Doch meine Antwort löst nur die nächste Kicherrunde aus. »Und ich dachte Lord Rhys übertreibt, als er meinte du wärst ein wenig verrückt«, keucht Bronwyn. Na toll, das denkt er also von mir. Und ich frage ihn allen Ernstes nach einem schuppigen Fabeltier. Das wird seine Meinung von mir sicher noch bekräftigt haben.

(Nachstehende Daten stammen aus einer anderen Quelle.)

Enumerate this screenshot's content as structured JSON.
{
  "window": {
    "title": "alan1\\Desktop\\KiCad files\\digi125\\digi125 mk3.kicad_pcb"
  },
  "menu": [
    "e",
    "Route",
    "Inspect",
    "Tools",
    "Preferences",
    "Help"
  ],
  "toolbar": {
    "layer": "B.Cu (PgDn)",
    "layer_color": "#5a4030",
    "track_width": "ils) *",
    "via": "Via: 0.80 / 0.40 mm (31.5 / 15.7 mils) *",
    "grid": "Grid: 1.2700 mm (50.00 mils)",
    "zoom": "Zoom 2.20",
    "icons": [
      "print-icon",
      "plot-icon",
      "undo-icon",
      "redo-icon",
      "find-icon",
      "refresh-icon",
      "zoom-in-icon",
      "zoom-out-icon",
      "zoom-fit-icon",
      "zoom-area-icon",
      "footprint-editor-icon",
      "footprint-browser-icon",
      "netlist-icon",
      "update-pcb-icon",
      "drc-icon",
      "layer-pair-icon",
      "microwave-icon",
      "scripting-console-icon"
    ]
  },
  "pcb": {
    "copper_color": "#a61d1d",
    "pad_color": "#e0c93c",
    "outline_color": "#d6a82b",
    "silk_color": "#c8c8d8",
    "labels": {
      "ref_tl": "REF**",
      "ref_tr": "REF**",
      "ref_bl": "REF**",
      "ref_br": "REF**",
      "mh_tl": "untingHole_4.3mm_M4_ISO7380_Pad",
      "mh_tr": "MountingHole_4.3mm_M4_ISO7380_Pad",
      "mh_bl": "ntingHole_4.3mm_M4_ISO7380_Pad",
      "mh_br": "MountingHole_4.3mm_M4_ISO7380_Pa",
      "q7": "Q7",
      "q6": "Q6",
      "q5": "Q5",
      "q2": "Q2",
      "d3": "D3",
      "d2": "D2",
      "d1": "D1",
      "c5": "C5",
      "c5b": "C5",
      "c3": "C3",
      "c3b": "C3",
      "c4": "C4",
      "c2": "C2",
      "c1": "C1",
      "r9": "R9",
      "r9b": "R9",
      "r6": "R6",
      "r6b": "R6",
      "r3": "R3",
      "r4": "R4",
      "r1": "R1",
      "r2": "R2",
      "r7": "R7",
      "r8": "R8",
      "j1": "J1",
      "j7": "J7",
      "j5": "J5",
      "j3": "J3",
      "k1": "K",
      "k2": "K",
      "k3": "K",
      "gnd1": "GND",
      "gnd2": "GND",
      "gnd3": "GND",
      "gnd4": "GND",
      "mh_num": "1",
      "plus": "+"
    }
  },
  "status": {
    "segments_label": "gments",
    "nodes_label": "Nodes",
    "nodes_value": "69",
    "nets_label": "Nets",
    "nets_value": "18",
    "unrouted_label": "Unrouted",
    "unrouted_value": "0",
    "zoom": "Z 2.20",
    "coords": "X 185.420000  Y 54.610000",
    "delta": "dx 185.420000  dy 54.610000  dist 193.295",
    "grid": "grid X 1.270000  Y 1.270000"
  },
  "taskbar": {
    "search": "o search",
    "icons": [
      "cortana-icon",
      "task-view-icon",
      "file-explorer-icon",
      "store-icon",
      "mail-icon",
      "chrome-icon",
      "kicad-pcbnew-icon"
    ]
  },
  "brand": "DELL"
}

»Danke, danke«, sage ich hoheitsvoll zu den Damen. »Macht nur so weiter. Dann verrate ich niemandem, wo dieser leckere zukünftige Braten versteckt ist und werde alles alleine aufessen. Samt Knochen und Schwarte!«
»Oh, kannst du inzwischen Feuer machen oder willst du es roh runterwürgen?«
Ich schlage mir die Hände vors Gesicht und versuche es mit einem lautstarken Schluchzen. Bronwyn hat die Güte, mich in den Arm zu nehmen. Noch immer nach Luft japsend, tätschelt sie mir den Rücken. »Ich mach dir einen Kamillentee. Zur Beruhigung.«
»Ich will keinen Tee«, maule ich. »Ich will endlich wieder einen richtigen Kaffee. Meinetwegen auch schwarz und ohne alles. Aber es gibt ja noch nicht mal Muckefuck. Wachsen hier irgendwo Zichorien?« Hoffnungsvoll blicke ich in ratlose Gesichter.
Bronwyn zwinkert Rhiannon zu. »Besorg doch einen Schlauch Selbstgebrannten von deinem Bruder.«
»Meinst du das Gebräu, mit dem er den Rost von den Rüstungen poliert? Das Zeug bringt einen Stein zum Singen.« Sie zieht skeptisch die Augenbrauen zusammen.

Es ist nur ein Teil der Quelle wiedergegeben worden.